Check EHR and prescribing system configuration. Check your EHR or prescribing system to see how the dose and tablet strength fields are displayed, and make the required alterations to ensure it is intuitive for the prescriber to select 2 of the 150 mg nirmatrelvir tablets to make up a 300 mg dose. On drop-down menus, it is safest to list the strength of Paxlovid as a 300 mg and 100 mg dose pack, or, for moderate renal impairment, a 150 mg and 100 mg dose pack (as stated on the cartons).
Clinical decision support. If possible, provide dose guidance for Paxlovid in prescribing systems, such as providing an order sentence with the required reduced dosing for patients with moderate renal impairment.
Check and confirm renal function. Confirm the patient’s renal function before prescribing or dispensing Paxlovid. (See the FDA Paxlovid Patient Eligibility Screening Checklist Tool for Prescribers to support clinical decision making and to screen for significant drug interactions.) If possible, prescribers should document on prescriptions the patient’s most recent eGFR and date. Pharmacists without access to the patient’s medical record will need to contact the prescriber if this information is not included.
Avoid communicating the dose by tablet or blister color. Do not refer to the tablets as pink (nirmatrelvir) and white (ritonavir), or by any other colors, or by the color of the blister package, as this can cause the patient to misunderstand which medications to take.
Educate patients. Mark Paxlovid prescriptions for mandatory patient education, and explore ways to use technology to prompt mandatory patient education when the prescription is picked up. Show patients how the medication is labeled on the blister pack, and teach them about the two different medications that they will be taking twice a day. Encourage them to remove each tablet just prior to taking the dose and not ahead of time (e.g., transferring them to a medication box). Use the teach-back method, making sure that patients can demonstrate how they will take the morning and evening doses. Also provide patients with the Fact Sheet for Patients, Parents, and Caregivers.

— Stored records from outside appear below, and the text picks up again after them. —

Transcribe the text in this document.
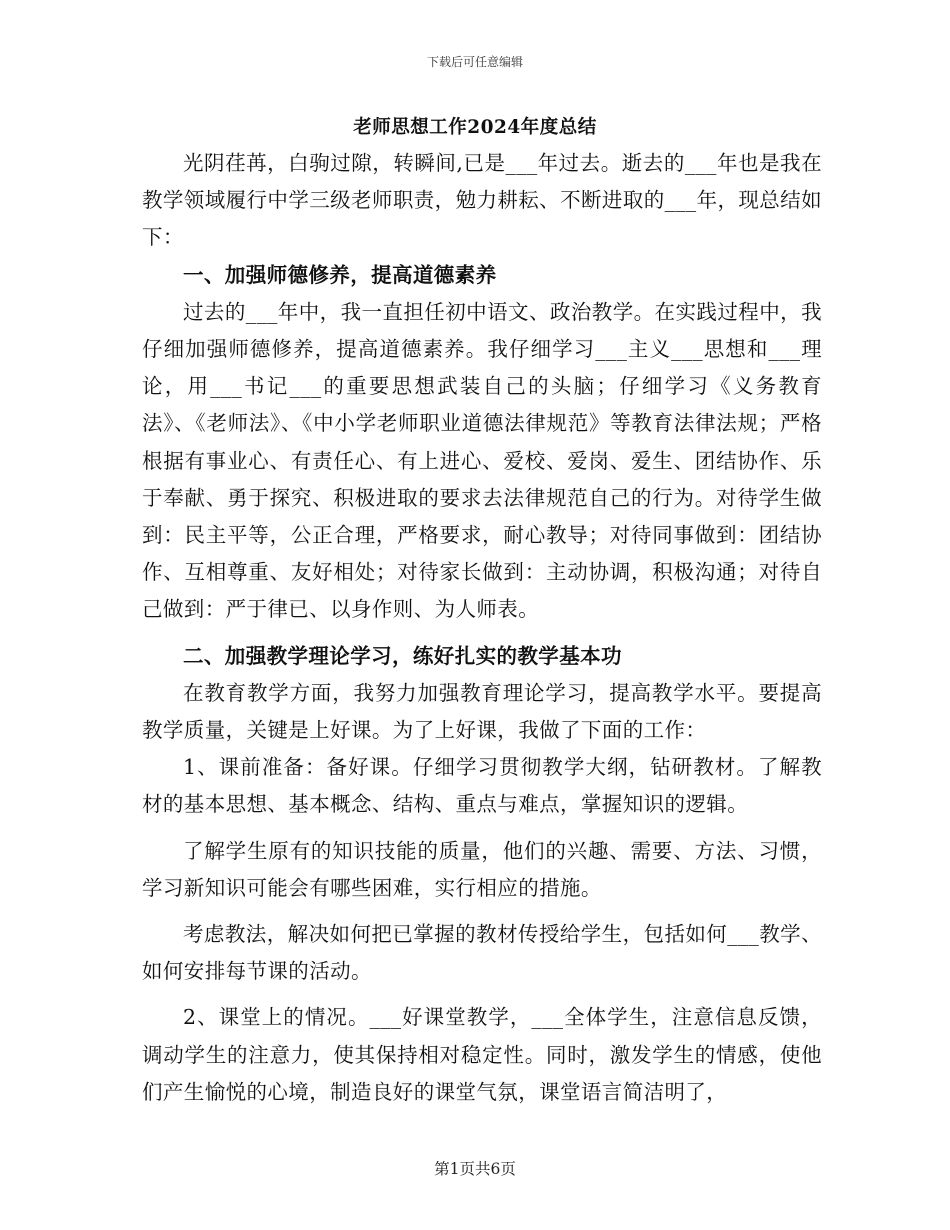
下载后可任意编辑
老师思想工作2024年度总结

光阴荏苒，白驹过隙，转瞬间,已是___年过去。逝去的___年也是我在教学领域履行中学三级老师职责，勉力耕耘、不断进取的___年，现总结如下：

一、加强师德修养，提高道德素养

过去的___年中，我一直担任初中语文、政治教学。在实践过程中，我仔细加强师德修养，提高道德素养。我仔细学习___主义___思想和___理论，用___书记___的重要思想武装自己的头脑；仔细学习《义务教育法》、《老师法》、《中小学老师职业道德法律规范》等教育法律法规；严格根据有事业心、有责任心、有上进心、爱校、爱岗、爱生、团结协作、乐于奉献、勇于探究、积极进取的要求去法律规范自己的行为。对待学生做到：民主平等，公正合理，严格要求，耐心教导；对待同事做到：团结协作、互相尊重、友好相处；对待家长做到：主动协调，积极沟通；对待自己做到：严于律已、以身作则、为人师表。

二、加强教学理论学习，练好扎实的教学基本功

在教育教学方面，我努力加强教育理论学习，提高教学水平。要提高教学质量，关键是上好课。为了上好课，我做了下面的工作：

1、课前准备：备好课。仔细学习贯彻教学大纲，钻研教材。了解教材的基本思想、基本概念、结构、重点与难点，掌握知识的逻辑。

了解学生原有的知识技能的质量，他们的兴趣、需要、方法、习惯，学习新知识可能会有哪些困难，实行相应的措施。

考虑教法，解决如何把已掌握的教材传授给学生，包括如何___教学、如何安排每节课的活动。

2、课堂上的情况。___好课堂教学，___全体学生，注意信息反馈，调动学生的注意力，使其保持相对稳定性。同时，激发学生的情感，使他们产生愉悦的心境，制造良好的课堂气氛，课堂语言简洁明了，

第1页共6页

Recommendations for the manufacturer. To differentiate the two packages, Pfizer should consider adding a banner on the renal dosing cartons to specify that this package configuration is for patients with moderate renal impairment. Also, Pfizer should provide patient education tools, such as laminated cards, for each package type.
Institute for Safe Medication Practices (ISMP). Numerous wrong dose errors with Paxlovid. ISMP Medication Safety Alert! Acute Care. 2022;27(13):1-3.